Ashiya Dōman Ōuchi Kagami, poème d'adieu de Kuzunoha (pièce de 1734 (légende médiévale))
« Si tu m'aimes, viens me chercher : dans la forêt de Shinoda, au pays d'Izumi, la feuille de kudzu pleine de rancœur (Kuzunoha). »
Sesshō-seki (La Pierre qui tue), pièce de nō (XVe siècle)
L'esprit de Tamamo-no-Mae confesse au moine qu'elle fut le renard à neuf queues qui ensorcela l'empereur, et que, chassée à coups de flèches sur la lande de Nasu, elle devint une pierre empoisonnée tuant tout ce qui l'approche.

Lieux clés

Sanctuaire Fushimi Inari (Kyoto)

Principal sanctuaire d'Inari, célèbre pour ses milliers de torii rouges et ses statues de renards.
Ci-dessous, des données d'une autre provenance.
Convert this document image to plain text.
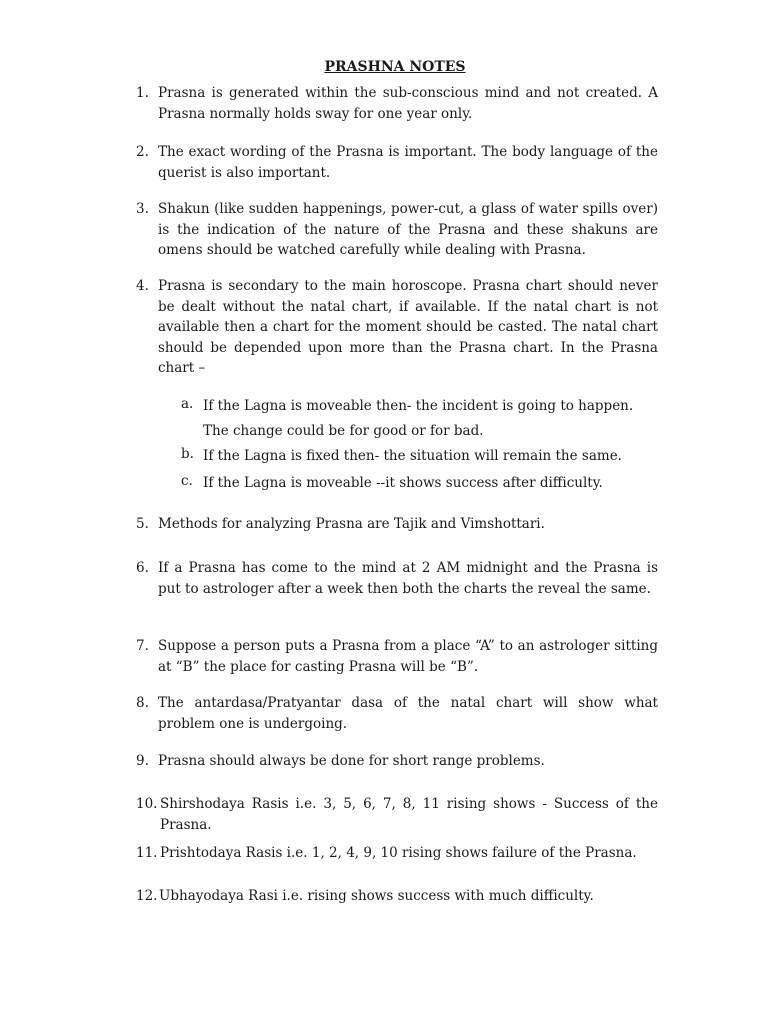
PRASHNA NOTES
1. Prasna is generated within the sub-conscious mind and not created. A Prasna normally holds sway for one year only.
2. The exact wording of the Prasna is important. The body language of the querist is also important.
3. Shakun (like sudden happenings, power-cut, a glass of water spills over) is the indication of the nature of the Prasna and these shakuns are omens should be watched carefully while dealing with Prasna.
4. Prasna is secondary to the main horoscope. Prasna chart should never be dealt without the natal chart, if available. If the natal chart is not available then a chart for the moment should be casted. The natal chart should be depended upon more than the Prasna chart. In the Prasna chart –
a. If the Lagna is moveable then- the incident is going to happen. The change could be for good or for bad.
b. If the Lagna is fixed then- the situation will remain the same.
c. If the Lagna is moveable --it shows success after difficulty.
5. Methods for analyzing Prasna are Tajik and Vimshottari.
6. If a Prasna has come to the mind at 2 AM midnight and the Prasna is put to astrologer after a week then both the charts the reveal the same.
7. Suppose a person puts a Prasna from a place “A” to an astrologer sitting at “B” the place for casting Prasna will be “B”.
8. The antardasa/Pratyantar dasa of the natal chart will show what problem one is undergoing.
9. Prasna should always be done for short range problems.
10. Shirshodaya Rasis i.e. 3, 5, 6, 7, 8, 11 rising shows - Success of the Prasna.
11. Prishtodaya Rasis i.e. 1, 2, 4, 9, 10 rising shows failure of the Prasna.
12. Ubhayodaya Rasi i.e. rising shows success with much difficulty.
Cœur historique du culte dont le kitsune est le messager.

Pierre qui tue, mont Nasu (Tochigi)

Rocher volcanique où l'esprit de Tamamo-no-Mae, le renard à neuf queues, se serait emprisonné après sa mort. La pierre s'est fendue en deux en 2022.
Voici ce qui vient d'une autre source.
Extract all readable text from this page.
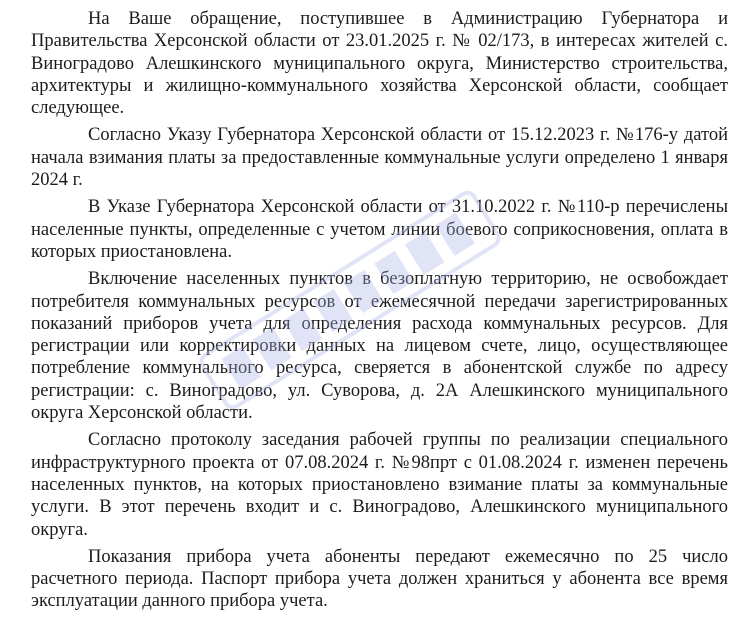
На Ваше обращение, поступившее в Администрацию Губернатора и Правительства Херсонской области от 23.01.2025 г. № 02/173, в интересах жителей с. Виноградово Алешкинского муниципального округа, Министерство строительства, архитектуры и жилищно-коммунального хозяйства Херсонской области, сообщает следующее.

Согласно Указу Губернатора Херсонской области от 15.12.2023 г. №176-у датой начала взимания платы за предоставленные коммунальные услуги определено 1 января 2024 г.

В Указе Губернатора Херсонской области от 31.10.2022 г. №110-р перечислены населенные пункты, определенные с учетом линии боевого соприкосновения, оплата в которых приостановлена.

Включение населенных пунктов в безоплатную территорию, не освобождает потребителя коммунальных ресурсов от ежемесячной передачи зарегистрированных показаний приборов учета для определения расхода коммунальных ресурсов. Для регистрации или корректировки данных на лицевом счете, лицо, осуществляющее потребление коммунального ресурса, сверяется в абонентской службе по адресу регистрации: с. Виноградово, ул. Суворова, д. 2А Алешкинского муниципального округа Херсонской области.

Согласно протоколу заседания рабочей группы по реализации специального инфраструктурного проекта от 07.08.2024 г. №98прт с 01.08.2024 г. изменен перечень населенных пунктов, на которых приостановлено взимание платы за коммунальные услуги. В этот перечень входит и с. Виноградово, Алешкинского муниципального округа.

Показания прибора учета абоненты передают ежемесячно по 25 число расчетного периода. Паспорт прибора учета должен храниться у абонента все время эксплуатации данного прибора учета.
Forêt de Shinoda (Izumi, Osaka)

Bois légendaire où vivait la renarde Kuzunoha avant d'épouser un humain et de mettre au monde le futur onmyōji Abe no Seimei.

Sanctuaire Ōji Inari (Tokyo)

Sanctuaire réputé pour le rassemblement nocturne des renards à la Saint-Sylvestre, immortalisé par l'estampe de Hiroshige. Une procession costumée y a lieu chaque 31 décembre.

Heian-kyō (Kyoto)

Ancienne capitale impériale, théâtre de nombreux récits de cour où des renards déguisés en femmes séduisent nobles et empereurs.